El me dirá: "Tú eres mi padre, mi Dios, mi Roca salvadora". Yo lo constituiré mi primogénito, el más alto de los reyes de la tierra.
Texto del Evangelio (Mc 2,23-28): Un sábado, cruzaba Jesús por los sembrados, y sus discípulos empezaron a abrir camino arrancando espigas. Decíanle los fariseos: «Mira ¿por qué hacen en sábado lo que no es lícito?». Él les dice: «¿Nunca habéis leído lo que hizo David cuando tuvo necesidad, y él y los que le acompañaban sintieron hambre, cómo entró en la Casa de Dios, en tiempos del Sumo Sacerdote Abiatar, y comió los panes de la presencia, que sólo a los sacerdotes es lícito comer, y dio también a los que estaban con él?». Y les dijo: «El sábado ha sido instituido para el hombre y no el hombre para el sábado. De suerte que el Hijo del hombre también es señor del sábado».
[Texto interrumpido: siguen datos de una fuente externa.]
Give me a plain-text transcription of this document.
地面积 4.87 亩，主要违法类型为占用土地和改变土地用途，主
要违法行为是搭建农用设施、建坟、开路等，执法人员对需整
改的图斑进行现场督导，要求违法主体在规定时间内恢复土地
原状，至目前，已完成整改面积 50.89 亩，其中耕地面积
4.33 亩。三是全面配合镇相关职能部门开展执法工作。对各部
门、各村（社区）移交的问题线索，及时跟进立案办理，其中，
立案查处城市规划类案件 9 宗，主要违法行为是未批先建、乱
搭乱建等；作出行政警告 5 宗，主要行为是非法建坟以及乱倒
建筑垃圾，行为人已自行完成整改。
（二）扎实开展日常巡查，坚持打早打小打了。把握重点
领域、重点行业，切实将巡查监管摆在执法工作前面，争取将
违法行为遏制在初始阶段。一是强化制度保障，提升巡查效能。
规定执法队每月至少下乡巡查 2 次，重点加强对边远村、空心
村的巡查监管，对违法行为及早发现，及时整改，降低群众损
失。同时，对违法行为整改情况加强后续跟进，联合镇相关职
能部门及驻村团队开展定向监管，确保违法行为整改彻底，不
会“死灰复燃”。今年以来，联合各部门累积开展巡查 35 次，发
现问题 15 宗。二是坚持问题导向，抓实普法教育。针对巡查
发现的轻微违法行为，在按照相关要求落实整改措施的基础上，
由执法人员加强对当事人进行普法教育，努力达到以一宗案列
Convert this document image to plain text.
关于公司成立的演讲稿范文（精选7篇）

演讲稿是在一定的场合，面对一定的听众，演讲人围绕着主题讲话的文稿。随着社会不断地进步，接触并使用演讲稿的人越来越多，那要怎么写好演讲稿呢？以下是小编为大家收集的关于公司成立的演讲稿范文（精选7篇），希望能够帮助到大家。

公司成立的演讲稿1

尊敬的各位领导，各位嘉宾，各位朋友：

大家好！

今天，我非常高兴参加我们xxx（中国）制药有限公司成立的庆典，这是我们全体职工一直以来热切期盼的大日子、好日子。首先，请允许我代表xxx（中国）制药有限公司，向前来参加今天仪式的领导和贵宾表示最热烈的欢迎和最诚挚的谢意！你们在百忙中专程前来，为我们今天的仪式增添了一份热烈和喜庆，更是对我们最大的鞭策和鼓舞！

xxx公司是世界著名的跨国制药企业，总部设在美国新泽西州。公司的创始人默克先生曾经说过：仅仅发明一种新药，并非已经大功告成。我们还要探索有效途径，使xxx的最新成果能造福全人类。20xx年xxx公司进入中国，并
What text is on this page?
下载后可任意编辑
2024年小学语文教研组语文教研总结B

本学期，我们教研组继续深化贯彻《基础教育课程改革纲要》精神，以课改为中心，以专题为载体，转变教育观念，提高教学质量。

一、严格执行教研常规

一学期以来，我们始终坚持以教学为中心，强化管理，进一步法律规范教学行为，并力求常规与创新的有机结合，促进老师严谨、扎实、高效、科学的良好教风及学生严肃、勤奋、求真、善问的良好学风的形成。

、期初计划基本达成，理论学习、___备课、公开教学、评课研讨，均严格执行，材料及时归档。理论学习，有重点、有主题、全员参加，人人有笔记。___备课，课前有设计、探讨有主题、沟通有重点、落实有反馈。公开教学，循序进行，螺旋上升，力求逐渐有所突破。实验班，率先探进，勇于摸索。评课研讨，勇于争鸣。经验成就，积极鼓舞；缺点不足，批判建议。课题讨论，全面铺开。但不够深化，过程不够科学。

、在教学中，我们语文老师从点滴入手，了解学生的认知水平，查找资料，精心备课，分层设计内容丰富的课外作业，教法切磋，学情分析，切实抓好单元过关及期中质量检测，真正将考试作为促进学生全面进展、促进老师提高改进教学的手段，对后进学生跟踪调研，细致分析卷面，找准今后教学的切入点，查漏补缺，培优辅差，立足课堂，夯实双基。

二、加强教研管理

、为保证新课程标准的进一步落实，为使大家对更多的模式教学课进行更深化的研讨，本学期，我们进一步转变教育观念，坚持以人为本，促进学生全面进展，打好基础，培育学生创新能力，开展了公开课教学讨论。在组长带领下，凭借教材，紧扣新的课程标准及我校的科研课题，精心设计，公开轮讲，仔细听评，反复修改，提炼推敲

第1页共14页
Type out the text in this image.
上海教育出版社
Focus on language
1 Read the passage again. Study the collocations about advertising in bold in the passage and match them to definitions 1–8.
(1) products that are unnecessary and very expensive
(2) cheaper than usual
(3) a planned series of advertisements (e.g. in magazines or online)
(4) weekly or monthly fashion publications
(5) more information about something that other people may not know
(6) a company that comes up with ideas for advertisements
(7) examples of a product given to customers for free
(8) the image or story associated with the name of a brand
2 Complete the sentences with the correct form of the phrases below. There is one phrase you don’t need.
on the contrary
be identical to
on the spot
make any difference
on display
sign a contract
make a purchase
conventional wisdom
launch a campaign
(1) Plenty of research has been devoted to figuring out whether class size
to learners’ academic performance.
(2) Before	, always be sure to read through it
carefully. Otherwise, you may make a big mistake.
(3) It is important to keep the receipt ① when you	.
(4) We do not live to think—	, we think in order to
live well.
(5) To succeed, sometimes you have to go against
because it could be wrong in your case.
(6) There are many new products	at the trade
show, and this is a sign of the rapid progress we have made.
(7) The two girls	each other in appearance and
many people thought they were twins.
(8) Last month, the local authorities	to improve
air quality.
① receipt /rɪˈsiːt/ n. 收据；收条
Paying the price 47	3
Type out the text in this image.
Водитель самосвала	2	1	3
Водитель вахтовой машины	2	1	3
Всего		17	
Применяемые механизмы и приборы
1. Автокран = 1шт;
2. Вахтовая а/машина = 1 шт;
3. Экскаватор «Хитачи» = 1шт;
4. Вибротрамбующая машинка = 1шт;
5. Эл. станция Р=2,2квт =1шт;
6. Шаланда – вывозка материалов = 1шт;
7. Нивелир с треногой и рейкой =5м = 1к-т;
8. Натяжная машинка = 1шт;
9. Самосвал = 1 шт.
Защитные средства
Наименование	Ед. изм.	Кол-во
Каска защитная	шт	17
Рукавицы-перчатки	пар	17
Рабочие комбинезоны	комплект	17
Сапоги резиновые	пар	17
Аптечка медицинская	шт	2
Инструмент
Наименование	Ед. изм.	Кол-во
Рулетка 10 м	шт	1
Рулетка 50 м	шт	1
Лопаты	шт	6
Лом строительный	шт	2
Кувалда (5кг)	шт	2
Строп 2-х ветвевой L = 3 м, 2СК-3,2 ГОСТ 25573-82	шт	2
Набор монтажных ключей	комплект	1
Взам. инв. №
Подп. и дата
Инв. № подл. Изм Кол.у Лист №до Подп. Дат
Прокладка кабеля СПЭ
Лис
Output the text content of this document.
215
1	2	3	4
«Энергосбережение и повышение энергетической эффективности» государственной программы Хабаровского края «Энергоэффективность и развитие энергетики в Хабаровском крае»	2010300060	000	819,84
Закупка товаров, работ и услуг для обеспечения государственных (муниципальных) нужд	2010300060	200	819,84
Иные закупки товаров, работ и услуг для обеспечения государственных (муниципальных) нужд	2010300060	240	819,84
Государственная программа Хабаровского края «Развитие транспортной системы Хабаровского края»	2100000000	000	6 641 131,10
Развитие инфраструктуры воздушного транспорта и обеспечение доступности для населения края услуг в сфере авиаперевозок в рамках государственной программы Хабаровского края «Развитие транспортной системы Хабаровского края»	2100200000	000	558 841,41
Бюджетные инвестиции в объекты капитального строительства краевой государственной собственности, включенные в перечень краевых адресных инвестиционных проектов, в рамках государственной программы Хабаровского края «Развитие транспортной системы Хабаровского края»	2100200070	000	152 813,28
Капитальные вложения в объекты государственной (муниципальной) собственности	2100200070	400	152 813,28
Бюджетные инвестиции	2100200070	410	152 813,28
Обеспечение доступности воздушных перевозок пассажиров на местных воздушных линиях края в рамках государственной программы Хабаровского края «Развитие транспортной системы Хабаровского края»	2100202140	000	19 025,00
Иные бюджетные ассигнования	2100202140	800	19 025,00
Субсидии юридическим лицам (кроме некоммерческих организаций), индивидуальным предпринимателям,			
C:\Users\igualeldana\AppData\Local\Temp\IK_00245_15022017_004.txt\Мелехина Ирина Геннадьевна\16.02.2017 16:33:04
Comentario: 1. 1S 16,1-13. Hoy se nos cuenta -en una de las varias versiones que existen en los libros históricos de la época- la elección y unción de David como rey. Samuel recibe el encargo de preparar al sucesor de Saúl, que todavía seguirá un tiempo en su cargo. Empieza la historia de David, «el rey ideal», carismático por excelencia. Uno de los personajes más importantes de todo el AT, junto con Abrahán y Moisés. El que logró la victoria contra los filisteos y la unidad territorial y política de Israel. Lo que más se resalta es que, sea cual sea la intervención que han tenido los hombres y las circunstancias, la de David ha sido una elección hecha por Dios, que es el que guía la historia de su pueblo. Como dice el salmo de hoy, «encontré a David mi siervo y lo he ungido con óleo sagrado, para que mi mano esté siempre con él». El fracaso de Saúl se interpreta como castigo de Dios. El éxito de David, como don gratuito de Dios. La simpática -y un tanto novelesca- escena de Samuel en casa de Jesé y su familia nos da a entender, una vez más, que los caminos de Dios no son como los nuestros. Todos hubieran apostado por los hermanos mayores, más fuertes y avezados. Nadie contaba con David. Su padre Jesé por poco se olvida de que existe. Ya iban a empezar a comer sin él. Pero Samuel espera que llegue el más joven y le unge de parte de Dios. En aquel momento «el espíritu del Señor invadió a David». Las bromas de Dios, libre y sorprendente en sus caminos.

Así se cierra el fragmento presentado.